Среди шагавших к летному полю Чашкин, не слишком почему-то удивившись, заметил и Деркача Вячеслава Ивановича, директора.
Он шел наиболее из всех счастливый и радостный и посматривал вокруг так, словно бы ждал всеобщего восхищения по поводу события, случившегося в его жизни.
…А случилось с ним — как в самой бредовой из тех фантазий, которыми он тешил себя, сидючи долгими вечерами в гостевой комнате Дома приезжих в компании с бутылкой коньяку и синюшными буфетными котлетами…
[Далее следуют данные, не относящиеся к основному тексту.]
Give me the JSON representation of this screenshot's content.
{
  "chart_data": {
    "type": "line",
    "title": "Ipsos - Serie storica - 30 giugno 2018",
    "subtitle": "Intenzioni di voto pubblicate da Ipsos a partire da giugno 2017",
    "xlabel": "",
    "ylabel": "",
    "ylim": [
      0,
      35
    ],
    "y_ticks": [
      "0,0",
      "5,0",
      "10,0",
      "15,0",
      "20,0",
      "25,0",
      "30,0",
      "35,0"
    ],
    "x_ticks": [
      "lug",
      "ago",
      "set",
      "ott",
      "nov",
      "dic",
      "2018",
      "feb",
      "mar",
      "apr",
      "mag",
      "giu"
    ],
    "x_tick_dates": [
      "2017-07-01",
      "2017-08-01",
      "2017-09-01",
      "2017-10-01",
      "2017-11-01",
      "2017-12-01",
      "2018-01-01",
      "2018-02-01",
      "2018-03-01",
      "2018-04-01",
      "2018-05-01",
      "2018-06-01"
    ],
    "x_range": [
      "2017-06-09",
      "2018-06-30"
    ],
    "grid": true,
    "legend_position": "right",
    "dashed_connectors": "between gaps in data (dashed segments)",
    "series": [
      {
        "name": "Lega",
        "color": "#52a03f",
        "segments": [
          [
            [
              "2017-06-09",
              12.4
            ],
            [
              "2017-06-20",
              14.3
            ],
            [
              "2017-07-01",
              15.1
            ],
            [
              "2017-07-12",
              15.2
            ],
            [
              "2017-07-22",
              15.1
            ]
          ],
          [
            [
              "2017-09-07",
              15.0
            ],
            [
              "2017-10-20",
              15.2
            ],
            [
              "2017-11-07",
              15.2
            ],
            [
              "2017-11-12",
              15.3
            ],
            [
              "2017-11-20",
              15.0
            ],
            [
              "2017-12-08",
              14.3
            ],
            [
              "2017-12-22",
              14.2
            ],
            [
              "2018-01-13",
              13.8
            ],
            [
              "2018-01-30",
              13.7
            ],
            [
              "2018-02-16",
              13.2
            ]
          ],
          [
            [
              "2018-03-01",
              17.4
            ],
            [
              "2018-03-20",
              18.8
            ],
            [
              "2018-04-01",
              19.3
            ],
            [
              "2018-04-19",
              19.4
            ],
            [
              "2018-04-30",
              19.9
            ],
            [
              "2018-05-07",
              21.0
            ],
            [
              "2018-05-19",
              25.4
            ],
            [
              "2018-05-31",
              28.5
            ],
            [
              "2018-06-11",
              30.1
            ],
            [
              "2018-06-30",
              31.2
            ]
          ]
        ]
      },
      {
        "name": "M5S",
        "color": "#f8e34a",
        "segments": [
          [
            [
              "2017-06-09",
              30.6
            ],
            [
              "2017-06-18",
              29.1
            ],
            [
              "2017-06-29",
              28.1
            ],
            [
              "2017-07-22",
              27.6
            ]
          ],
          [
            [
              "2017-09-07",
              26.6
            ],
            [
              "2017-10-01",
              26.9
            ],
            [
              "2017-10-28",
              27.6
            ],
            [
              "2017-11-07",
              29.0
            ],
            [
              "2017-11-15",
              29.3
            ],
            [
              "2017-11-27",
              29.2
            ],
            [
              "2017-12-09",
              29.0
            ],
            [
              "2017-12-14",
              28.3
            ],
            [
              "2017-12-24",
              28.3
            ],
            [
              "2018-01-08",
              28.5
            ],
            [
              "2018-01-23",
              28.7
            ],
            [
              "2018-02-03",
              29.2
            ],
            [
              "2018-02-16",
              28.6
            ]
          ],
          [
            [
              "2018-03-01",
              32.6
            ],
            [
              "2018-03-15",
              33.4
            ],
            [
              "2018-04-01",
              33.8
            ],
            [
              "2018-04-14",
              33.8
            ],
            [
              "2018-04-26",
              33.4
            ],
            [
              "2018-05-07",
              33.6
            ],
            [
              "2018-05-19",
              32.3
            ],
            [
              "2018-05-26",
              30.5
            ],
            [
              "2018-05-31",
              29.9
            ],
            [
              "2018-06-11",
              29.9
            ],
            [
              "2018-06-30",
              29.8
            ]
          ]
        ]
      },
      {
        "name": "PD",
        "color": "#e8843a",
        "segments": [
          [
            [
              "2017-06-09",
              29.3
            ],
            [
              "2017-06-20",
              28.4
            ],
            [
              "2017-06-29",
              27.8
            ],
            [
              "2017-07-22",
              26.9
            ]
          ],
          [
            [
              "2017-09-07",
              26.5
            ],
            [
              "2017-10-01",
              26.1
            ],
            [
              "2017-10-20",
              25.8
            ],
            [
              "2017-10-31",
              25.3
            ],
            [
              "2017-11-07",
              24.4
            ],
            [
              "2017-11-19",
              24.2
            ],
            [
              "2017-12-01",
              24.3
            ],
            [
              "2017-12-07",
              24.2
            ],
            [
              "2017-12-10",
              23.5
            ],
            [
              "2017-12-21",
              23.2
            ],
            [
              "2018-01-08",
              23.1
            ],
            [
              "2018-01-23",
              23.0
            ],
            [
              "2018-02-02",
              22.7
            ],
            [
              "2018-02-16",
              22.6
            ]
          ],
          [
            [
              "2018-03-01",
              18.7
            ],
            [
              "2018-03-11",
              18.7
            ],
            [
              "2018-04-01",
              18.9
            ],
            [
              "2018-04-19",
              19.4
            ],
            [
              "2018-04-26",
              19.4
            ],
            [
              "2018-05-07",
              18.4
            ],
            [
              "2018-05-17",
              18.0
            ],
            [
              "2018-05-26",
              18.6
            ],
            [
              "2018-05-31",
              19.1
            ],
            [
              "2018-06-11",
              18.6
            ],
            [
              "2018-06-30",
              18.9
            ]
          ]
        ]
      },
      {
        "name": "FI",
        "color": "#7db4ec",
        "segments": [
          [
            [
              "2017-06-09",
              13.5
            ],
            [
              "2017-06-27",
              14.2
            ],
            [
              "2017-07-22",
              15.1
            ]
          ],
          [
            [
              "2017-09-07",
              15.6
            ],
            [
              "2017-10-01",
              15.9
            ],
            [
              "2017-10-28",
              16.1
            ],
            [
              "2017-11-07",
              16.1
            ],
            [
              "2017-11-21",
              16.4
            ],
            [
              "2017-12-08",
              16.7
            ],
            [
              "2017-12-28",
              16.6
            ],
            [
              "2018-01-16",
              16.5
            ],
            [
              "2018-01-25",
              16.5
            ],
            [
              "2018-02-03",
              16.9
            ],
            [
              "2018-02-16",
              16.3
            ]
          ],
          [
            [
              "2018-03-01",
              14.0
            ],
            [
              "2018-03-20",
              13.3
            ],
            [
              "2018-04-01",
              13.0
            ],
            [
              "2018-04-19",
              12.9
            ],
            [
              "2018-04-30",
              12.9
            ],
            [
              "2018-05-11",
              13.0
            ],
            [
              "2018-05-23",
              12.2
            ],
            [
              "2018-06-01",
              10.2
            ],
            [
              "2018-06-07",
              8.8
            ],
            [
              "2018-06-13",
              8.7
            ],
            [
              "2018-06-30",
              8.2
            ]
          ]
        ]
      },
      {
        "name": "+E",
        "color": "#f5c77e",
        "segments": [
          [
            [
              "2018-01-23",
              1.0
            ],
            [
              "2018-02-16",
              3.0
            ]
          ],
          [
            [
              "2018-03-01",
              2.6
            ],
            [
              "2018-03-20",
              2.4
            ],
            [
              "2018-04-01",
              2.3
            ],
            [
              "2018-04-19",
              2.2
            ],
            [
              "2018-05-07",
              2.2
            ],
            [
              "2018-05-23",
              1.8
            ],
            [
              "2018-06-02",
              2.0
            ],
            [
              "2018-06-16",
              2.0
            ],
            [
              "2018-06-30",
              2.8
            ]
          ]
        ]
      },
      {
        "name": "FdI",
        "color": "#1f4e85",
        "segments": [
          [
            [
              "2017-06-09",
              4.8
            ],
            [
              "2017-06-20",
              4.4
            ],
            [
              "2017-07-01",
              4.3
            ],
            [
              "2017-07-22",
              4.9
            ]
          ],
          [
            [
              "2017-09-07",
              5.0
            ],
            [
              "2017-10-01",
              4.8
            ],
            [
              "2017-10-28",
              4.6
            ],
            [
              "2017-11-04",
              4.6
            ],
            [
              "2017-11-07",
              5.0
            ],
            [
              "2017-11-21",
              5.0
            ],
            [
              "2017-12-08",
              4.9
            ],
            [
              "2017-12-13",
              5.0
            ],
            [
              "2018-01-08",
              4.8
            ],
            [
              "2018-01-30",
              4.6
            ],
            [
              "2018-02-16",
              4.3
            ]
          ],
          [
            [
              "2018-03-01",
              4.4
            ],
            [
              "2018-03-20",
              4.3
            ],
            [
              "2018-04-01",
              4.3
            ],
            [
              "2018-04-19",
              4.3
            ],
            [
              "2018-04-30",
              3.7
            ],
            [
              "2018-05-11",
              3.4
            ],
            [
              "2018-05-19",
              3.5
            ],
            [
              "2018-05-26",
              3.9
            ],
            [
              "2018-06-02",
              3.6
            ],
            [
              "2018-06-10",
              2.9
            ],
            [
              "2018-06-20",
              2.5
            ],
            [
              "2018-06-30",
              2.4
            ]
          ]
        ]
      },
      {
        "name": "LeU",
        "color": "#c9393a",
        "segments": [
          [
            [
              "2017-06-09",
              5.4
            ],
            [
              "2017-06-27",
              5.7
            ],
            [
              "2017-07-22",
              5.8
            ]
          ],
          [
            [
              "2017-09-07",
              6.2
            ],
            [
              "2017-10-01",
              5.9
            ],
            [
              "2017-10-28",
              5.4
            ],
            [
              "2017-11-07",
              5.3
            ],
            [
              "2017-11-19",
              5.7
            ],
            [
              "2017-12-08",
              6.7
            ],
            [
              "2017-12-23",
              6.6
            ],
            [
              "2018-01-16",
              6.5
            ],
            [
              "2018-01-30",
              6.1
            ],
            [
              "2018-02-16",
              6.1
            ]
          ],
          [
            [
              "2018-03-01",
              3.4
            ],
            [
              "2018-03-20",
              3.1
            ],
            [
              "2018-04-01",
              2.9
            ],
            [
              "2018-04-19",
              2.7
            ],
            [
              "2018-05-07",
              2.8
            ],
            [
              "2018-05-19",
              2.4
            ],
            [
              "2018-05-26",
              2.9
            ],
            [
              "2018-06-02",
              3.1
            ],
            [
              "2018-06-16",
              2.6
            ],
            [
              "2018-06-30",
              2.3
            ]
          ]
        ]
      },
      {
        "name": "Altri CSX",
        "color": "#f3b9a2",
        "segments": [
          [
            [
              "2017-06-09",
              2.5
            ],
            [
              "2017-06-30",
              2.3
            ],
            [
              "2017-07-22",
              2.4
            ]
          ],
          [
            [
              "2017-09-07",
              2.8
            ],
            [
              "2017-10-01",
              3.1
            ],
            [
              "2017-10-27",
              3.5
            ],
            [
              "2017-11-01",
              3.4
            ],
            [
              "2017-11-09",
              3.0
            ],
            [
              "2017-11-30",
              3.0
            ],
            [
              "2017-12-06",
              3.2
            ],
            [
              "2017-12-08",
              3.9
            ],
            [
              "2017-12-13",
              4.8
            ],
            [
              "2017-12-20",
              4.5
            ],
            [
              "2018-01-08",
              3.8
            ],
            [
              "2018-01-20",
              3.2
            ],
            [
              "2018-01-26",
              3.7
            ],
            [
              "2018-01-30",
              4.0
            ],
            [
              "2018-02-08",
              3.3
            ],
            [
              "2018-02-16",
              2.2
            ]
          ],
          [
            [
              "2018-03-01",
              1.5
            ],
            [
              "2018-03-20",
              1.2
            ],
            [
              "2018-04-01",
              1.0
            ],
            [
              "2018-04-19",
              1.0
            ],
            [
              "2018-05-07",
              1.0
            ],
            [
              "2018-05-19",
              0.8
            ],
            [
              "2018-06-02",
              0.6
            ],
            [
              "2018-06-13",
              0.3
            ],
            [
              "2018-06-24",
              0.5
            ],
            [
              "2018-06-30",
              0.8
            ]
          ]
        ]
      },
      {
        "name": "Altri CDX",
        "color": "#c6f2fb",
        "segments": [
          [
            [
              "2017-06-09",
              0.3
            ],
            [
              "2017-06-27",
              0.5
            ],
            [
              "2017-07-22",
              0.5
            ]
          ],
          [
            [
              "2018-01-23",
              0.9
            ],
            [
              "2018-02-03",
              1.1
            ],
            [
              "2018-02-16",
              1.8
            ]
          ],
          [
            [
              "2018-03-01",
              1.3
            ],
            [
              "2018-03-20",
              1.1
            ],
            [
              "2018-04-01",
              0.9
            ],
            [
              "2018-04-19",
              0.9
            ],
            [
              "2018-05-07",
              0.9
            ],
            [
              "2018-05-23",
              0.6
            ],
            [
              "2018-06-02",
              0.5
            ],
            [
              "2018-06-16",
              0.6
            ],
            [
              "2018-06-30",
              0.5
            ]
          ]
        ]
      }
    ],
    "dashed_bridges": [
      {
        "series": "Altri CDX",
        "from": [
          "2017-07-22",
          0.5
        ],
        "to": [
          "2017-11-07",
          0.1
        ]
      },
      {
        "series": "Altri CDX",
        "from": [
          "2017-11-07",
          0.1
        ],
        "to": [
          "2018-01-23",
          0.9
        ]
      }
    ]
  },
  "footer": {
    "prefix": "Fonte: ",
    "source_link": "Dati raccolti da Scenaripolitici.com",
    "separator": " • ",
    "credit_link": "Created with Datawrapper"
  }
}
Был звонок — тот самый, долго и мучительно жданный телефонный звонок.
Знакомый бурчливый голос, при звуках которого сердце Деркача тотчас скакануло и затрепыхалось под горлом, произнес с интонациями, как всегда, грубоватыми и отечески насмешливыми:
— Не надоело еще баклуши бить на курорте-то своем?
— О-о!! — косноязычно и страстно воскликнул Вячеслав Иванович.
— Не желаешь ли в столицу сбегать денька на три, а может, и на побольше? Не слышу ответа!
— Так ведь как прикажете, Игнатий Иванович! — нашел наконец слова Вячеслав Иванович, вспомнив, что Игнатий Иванович всегда любил в добрую минуту, чтобы ему ответствовали с интонациями как бы гоголевского чиновника, Добчинского какого-нибудь, Бобчинского.